David Brooks reconsiders Bobos in Paradise

Tuesday, August 3rd, 2021

David Brooks looks at the recent social phenomenon of the populist regatta and reconsiders Bobos in Paradise:

They are doing pretty well but see themselves as the common people, the regular Joes, the overlooked. They didn’t go to fancy colleges, and they detest the mainstream media.


You can see this phenomenon outside the United States too. In France, the anthropologist Nicolas Chemla calls this social type the “boubours,” the boorish bourgeoisie. If the elite bourgeois bohemians — the bobos — tend to have progressive values and metropolitan tastes, the boubours go out of their way to shock them with nativism, nationalism, and a willful lack of tact. Boubour leaders span the Western world: Trump in the U.S., Boris Johnson in the United Kingdom, Marine Le Pen in France, Viktor Orbán in Hungary, Matteo Salvini in Italy. How could people with high-end powerboats possibly think of themselves as the downtrodden? The truth is, they are not totally crazy. The class structure of Western society has gotten scrambled over the past few decades. It used to be straightforward: You had the rich, who joined country clubs and voted Republican; the working class, who toiled in the factories and voted Democratic; and, in between, the mass suburban middle class. We had a clear idea of what class conflict, when it came, would look like — members of the working classes would align with progressive intellectuals to take on the capitalist elite.

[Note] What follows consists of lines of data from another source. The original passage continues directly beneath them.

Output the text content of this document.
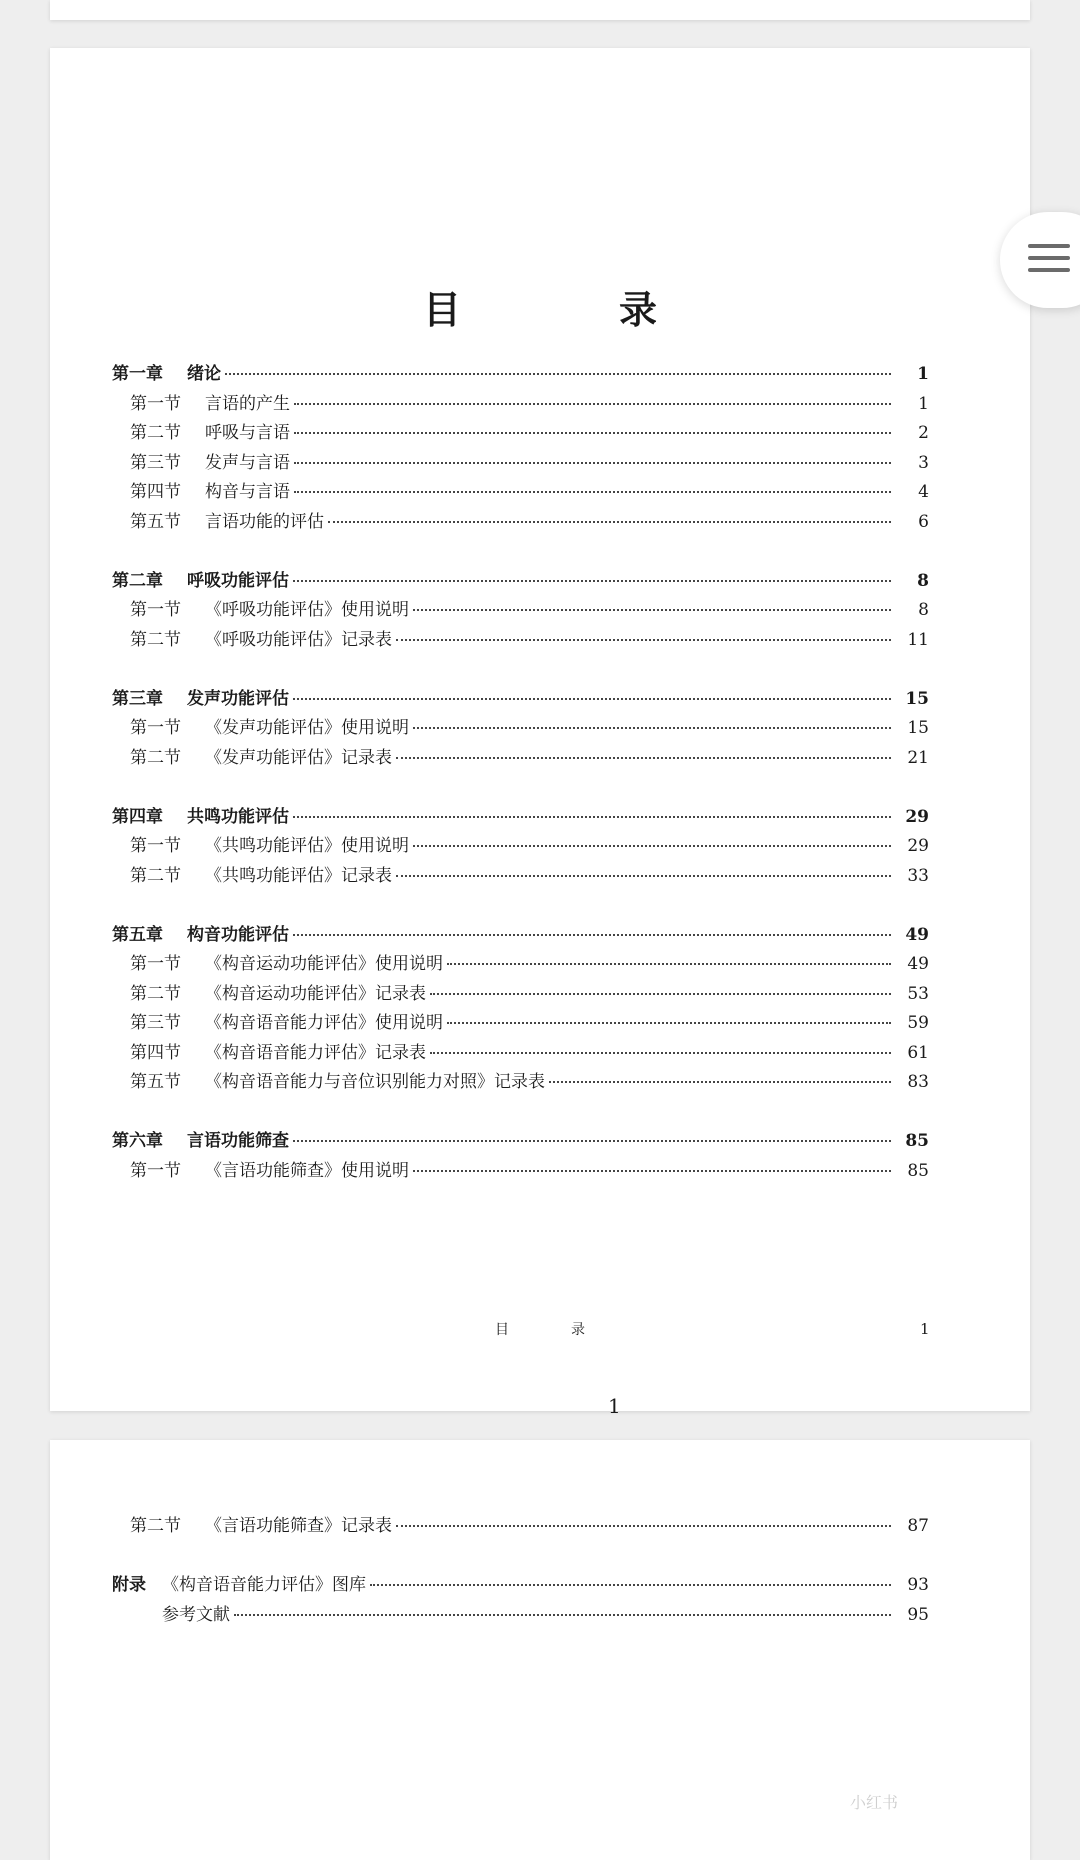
目　录
目　录	1
1
第一章	绪论	1
第一节	言语的产生	1
第二节	呼吸与言语	2
第三节	发声与言语	3
第四节	构音与言语	4
第五节	言语功能的评估	6
第二章	呼吸功能评估	8
第一节	《呼吸功能评估》使用说明	8
第二节	《呼吸功能评估》记录表	11
第三章	发声功能评估	15
第一节	《发声功能评估》使用说明	15
第二节	《发声功能评估》记录表	21
第四章	共鸣功能评估	29
第一节	《共鸣功能评估》使用说明	29
第二节	《共鸣功能评估》记录表	33
第五章	构音功能评估	49
第一节	《构音运动功能评估》使用说明	49
第二节	《构音运动功能评估》记录表	53
第三节	《构音语音能力评估》使用说明	59
第四节	《构音语音能力评估》记录表	61
第五节	《构音语音能力与音位识别能力对照》记录表	83
第六章	言语功能筛查	85
第一节	《言语功能筛查》使用说明	85
第二节	《言语功能筛查》记录表	87
附录 《构音语音能力评估》图库	93
参考文献	95
小红书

But somehow when the class conflict came, in 2015 and 2016, it didn’t look anything like that. Suddenly, conservative parties across the West — the former champions of the landed aristocracy — portrayed themselves as the warriors for the working class. And left-wing parties — once vehicles for proletarian revolt — were attacked as captives of the super-educated urban elite. These days, your education level and political values are as important in defining your class status as your income is. Because of this, the U.S. has polarized into two separate class hierarchies — one red and one blue. Classes struggle not only up and down, against the richer and poorer groups on their own ladder, but against their partisan opposite across the ideological divide.


  1. VXXC says:

    “They didn’t have much going for them in their great battle against the privileged elite, but they did have one thing — their yachts.”

  2. Hoyos says:

    OK. Call me crazy but I feel like he is just now picking up on what we all knew like five years ago at least.

  3. VXXC says:

    “The bobos didn’t set out to be an elite, dominating class. We just fit ourselves into a system that rewarded a certain type of achievement, and then gave our children the resources that would allow them to prosper in that system too. But, blind to our own power, we have created enormous inequalities—financial inequalities and more painful inequalities of respect. The task before us is to dismantle the system that raised us.”

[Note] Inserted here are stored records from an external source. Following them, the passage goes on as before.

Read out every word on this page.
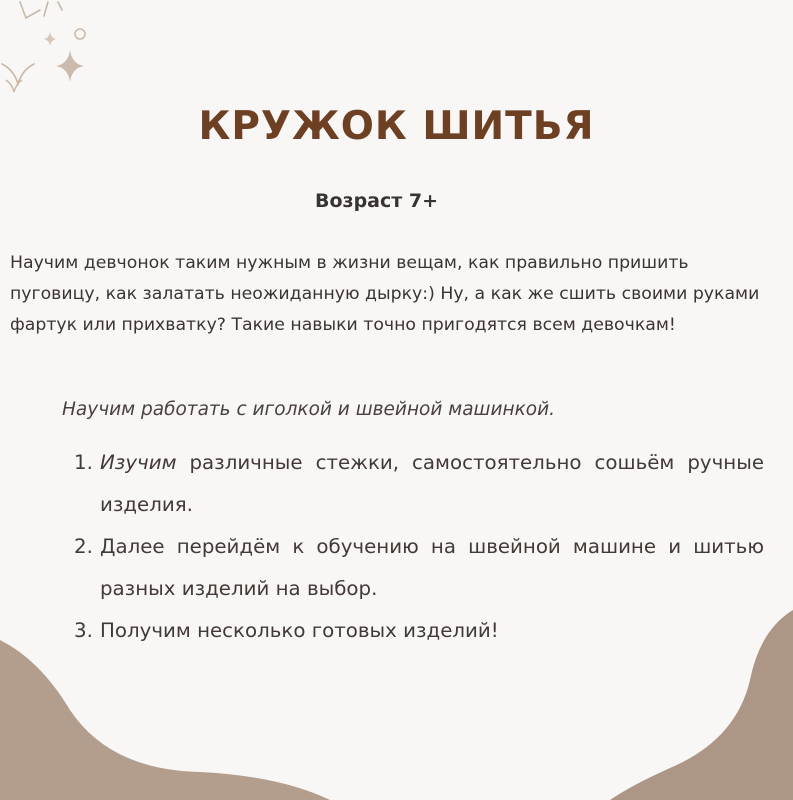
КРУЖОК ШИТЬЯ
Возраст 7+
Научим девчонок таким нужным в жизни вещам, как правильно пришить пуговицу, как залатать неожиданную дырку:) Ну, а как же сшить своими руками фартук или прихватку? Такие навыки точно пригодятся всем девочкам!
Научим работать с иголкой и швейной машинкой.
1. Изучим различные стежки, самостоятельно сошьём ручные изделия.
2. Далее перейдём к обучению на швейной машине и шитью разных изделий на выбор.
3. Получим несколько готовых изделий!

    I agree with the blind part, can add tone deaf. Morally and ethically imbecilic.

    He makes the excellent point that adolescent academic achievement doth not make the ruling class, but here we are…

    They don’t have the sacrifice in them to dismantle themselves, nor even climb a bit off the many perches they are on…in their world all of them.

  4. Gavin Longmuir says:

    This reminds me of why I gave up years ago on the once-terrific Atlantic, and never had much time for preening fools like Brooks. Here the man-child displays his own idiocy:
    “If there is an economic solution to the class chasms that have opened up in America, the Biden legislative package is surely it. It would narrow the income gaps that breed much of today’s class animosity.”
    This after Brooks himself has been explaining how irrelevant income gaps are to the distaste so many of us feel for the likes of Brooks!

    Notice what does not appear in Brooks distortion of US society — the huge caste of people who depend directly or indirectly on the government, in the bureaucracies, the schools, and in the regulatory penumbra. Brooks is so wrapped up in his self-importance he does not recognize who “his” bobo people really are — the Mostly Unproductive Overhead.

    When economic realities hit, Brooks’ fellow Bobos will disappear — and few outside their clique will miss them.

  5. Altitude Zero says:

    David Brooks is a genuinely contemptible human being, as well as being a buffoon.

  6. Dirtnap Ninja says:

    There are four castes.

    The first are the elites who create the values. The second are the strivers who want to join the elites, so they adopt elite values. The third are the clients, new immigrants who want to rise in status, so they follow the strivers

    The final caste are the deplorables who reject or are rejected by the elites and their value system.

    Strivers have no real identity beyond their social status. They define themselves by this status and its markers. The worst thing for a striver is to be mistaken for a deplorable, who are lower status. So the striver defines himself against the deplorable.

    The strivers are in many ways the most pivotal and disruptive. They have the desire to join the elites, buy lack the ability to do so. So to keep them from causing trouble, the Elite gives them a simulated power, not to power to make real change, but the power to police, humiliate and abuse the deplorables.

    This fake power satisfies most of the striver caste, and allows to elites to keep the deplorables in line.

  7. Bob Sykes says:

    Peter Turchin notes that revolutions are essentially wars within the elite, a struggle for limited seats in the power circle. The cause is overproduction of wannabe elites.

    The struggle within the elite is also a war for wealth. And the war for wealth has victims outside the elite. The real income of working class Americans has declined steadily for almost 50 years. 1965 is probably the peak year for the working class. A single wage earner could still support a family.

    The cultural, economic and political collapse of the US now seems unstoppable. The elites did it.

  8. Paprika says:

    Dual totem poles explain each side’s understanding of business. Blues aim their life trajectories and regulations at large firms with 20th-century management style and reds talk about all capital as if it were a small local business because those are what they know.

  9. VXXC says:

    “Peter Turchin notes that revolutions are essentially wars within the elite, a struggle for limited seats in the power circle.”

    This is a nice unified field theory that is sometimes true and sometimes not true at all.

    Unfortunately it has the effect of implying non-elites have no stake in all this, which we most assuredly DO as we are marked for ERASURE.

    [The elites-only power struggle does hold for, say, Rome from Republic to Emperor, but falls apart at say...the USA, France, Ireland, Russia 1917.]

  10. Steve Johnson says:

    Good description Dirtnap Ninja.

    The elite pay the voluntary auxiliary thought police in sadistic thrills rather than in money.